What the two men share is that eerie sense of purpose particular to the elite class of pitchers.

On Sunday night, Kershaw was out in the Fenway Park bullpen going through his routines, minus the actual throwing the ball part. He could have done this in the tunnels, where it’s warmer. But, clearly, he wanted to be seen working.

That’s what getting to the final stage in baseball comes down to – work. Of course, talent will out, but baseball rewards consistent industry more than any other sport. A good club can grind its way to greatness.

These two teams have been at it just about every day for eight months. Between spring training, the regular season and the playoffs, they’ll have played about 200 games.

For the Red Sox, this is a beginning. Their core is young. Their stars are secured. They could regularly find themselves in this position for the next five or seven years – a little like the Dodgers have just done.

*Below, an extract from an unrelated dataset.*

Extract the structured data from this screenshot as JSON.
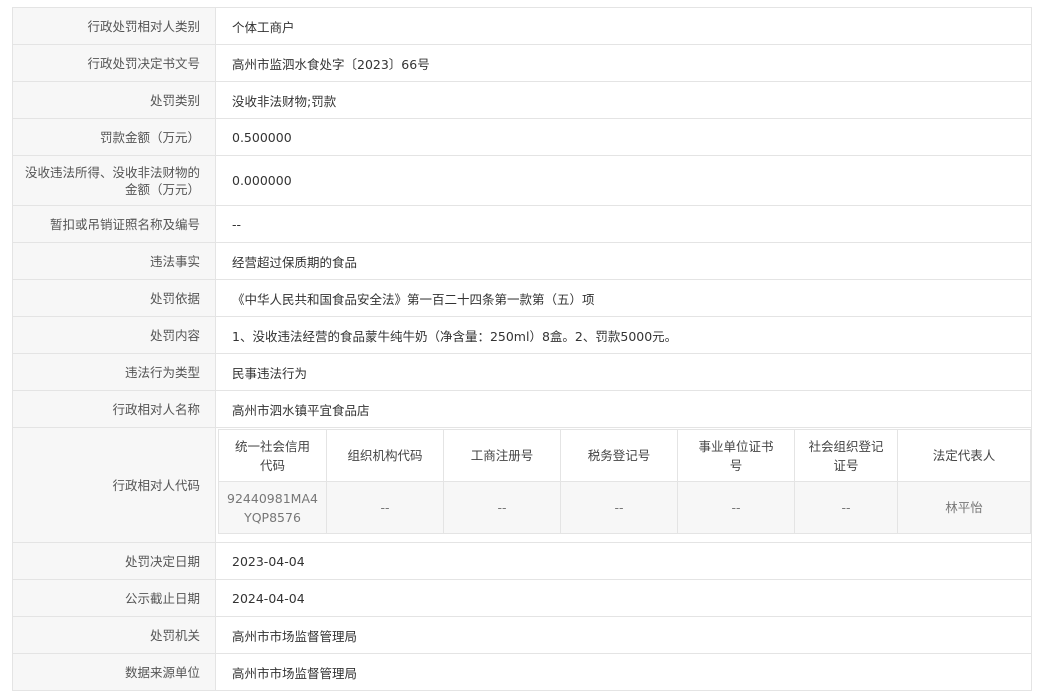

For the Dodgers, this is more of the same. They also have great young players. There is no hump to get over in L.A. They’ve won enough that they don’t feel like the “time is now” or whatever fringe-y, underfunded teams say to themselves when they get in this spot.

The Dodgers are 30 years removed from their most recent title, but they exude no panic. The franchise may be unique in that regard.

As such, this is the first modern meeting between two storied franchises who regard themselves as the class of the sport. Neither expects that to change any time soon.